Last month, the Oxford Historic Preservation Commission denied a request from Michael Joe and Cheryl Cannon to demolish a home they purchased on Hayes Avenue.
The commission felt that the house could be renovated; however, they agreed it would take a significant investment of time and money.
The frame gable and wing house is listed as contributing to the historic district and has some of the most unique Queen Anne influenced detailing in the city, according to Oxford Planning Department staff.
The commission approved plans earlier this year to renovate the home and include an addition on the back of the house. However, developer JW McCurdy told the commission last month that the house was in worse condition than the Cannon’s anticipated — it had, in his words, been “piece-mealed together” over the years and was unsafe. McCurdy stated that he didn’t see another way to go than demolishing the house.

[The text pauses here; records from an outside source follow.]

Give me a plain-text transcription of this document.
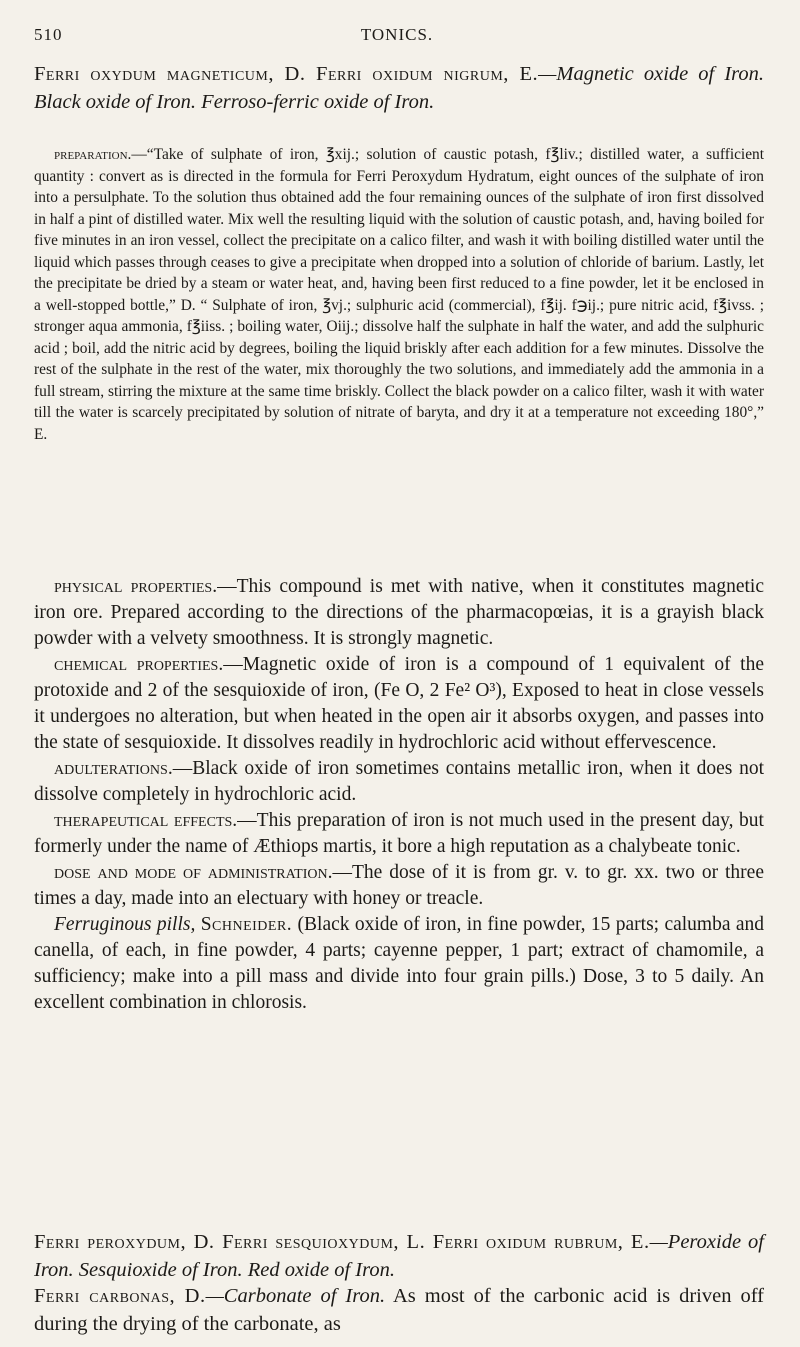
510	TONICS.
Ferri oxydum magneticum, D. Ferri oxidum nigrum, E.—Magnetic oxide of Iron. Black oxide of Iron. Ferroso-ferric oxide of Iron.

preparation.—“Take of sulphate of iron, ℥xij.; solution of caustic potash, f℥liv.; distilled water, a sufficient quantity : convert as is directed in the formula for Ferri Peroxydum Hydratum, eight ounces of the sulphate of iron into a persulphate. To the solution thus obtained add the four remaining ounces of the sulphate of iron first dissolved in half a pint of distilled water. Mix well the resulting liquid with the solution of caustic potash, and, having boiled for five minutes in an iron vessel, collect the precipitate on a calico filter, and wash it with boiling distilled water until the liquid which passes through ceases to give a precipitate when dropped into a solution of chloride of barium. Lastly, let the precipitate be dried by a steam or water heat, and, having been first reduced to a fine powder, let it be enclosed in a well-stopped bottle,” D. “ Sulphate of iron, ℥vj.; sulphuric acid (commercial), f℥ij. f℈ij.; pure nitric acid, f℥ivss. ; stronger aqua ammonia, f℥iiss. ; boiling water, Oiij.; dissolve half the sulphate in half the water, and add the sulphuric acid ; boil, add the nitric acid by degrees, boiling the liquid briskly after each addition for a few minutes. Dissolve the rest of the sulphate in the rest of the water, mix thoroughly the two solutions, and immediately add the ammonia in a full stream, stirring the mixture at the same time briskly. Collect the black powder on a calico filter, wash it with water till the water is scarcely precipitated by solution of nitrate of baryta, and dry it at a temperature not exceeding 180°,” E.

physical properties.—This compound is met with native, when it constitutes magnetic iron ore. Prepared according to the directions of the pharmacopœias, it is a grayish black powder with a velvety smoothness. It is strongly magnetic.

chemical properties.—Magnetic oxide of iron is a compound of 1 equivalent of the protoxide and 2 of the sesquioxide of iron, (Fe O, 2 Fe² O³), Exposed to heat in close vessels it undergoes no alteration, but when heated in the open air it absorbs oxygen, and passes into the state of sesquioxide. It dissolves readily in hydrochloric acid without effervescence.

adulterations.—Black oxide of iron sometimes contains metallic iron, when it does not dissolve completely in hydrochloric acid.

therapeutical effects.—This preparation of iron is not much used in the present day, but formerly under the name of Æthiops martis, it bore a high reputation as a chalybeate tonic.

dose and mode of administration.—The dose of it is from gr. v. to gr. xx. two or three times a day, made into an electuary with honey or treacle.

Ferruginous pills, Schneider. (Black oxide of iron, in fine powder, 15 parts; calumba and canella, of each, in fine powder, 4 parts; cayenne pepper, 1 part; extract of chamomile, a sufficiency; make into a pill mass and divide into four grain pills.) Dose, 3 to 5 daily. An excellent combination in chlorosis.

Ferri peroxydum, D. Ferri sesquioxydum, L. Ferri oxidum rubrum, E.—Peroxide of Iron. Sesquioxide of Iron. Red oxide of Iron.
Ferri carbonas, D.—Carbonate of Iron. As most of the carbonic acid is driven off during the drying of the carbonate, as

According to a structural report provided by the owners, “The house would not be structurally sound for the duration, even with complete re-framing.”
On Tuesday, Attorney Jay Hughes, representing the Cannon’s and their appeal of the HPC’s vote to deny the demolition, told the Board of Aldermen that a house with a family living in it that looked exactly like the original house is more “contributing” to Oxford and the neighborhood than one that is vacant and falling down.
Plans submitted for the rebuild of the house show that the house will be rebuilt to look like the house there today, and Hughes said the contractors will save as much of the outside decorative elements to use on the new home as possible.
The Aldermen voted 6 to 1 to overturn the HPC decision with Alderman Janice Antonow being the dissenting vote.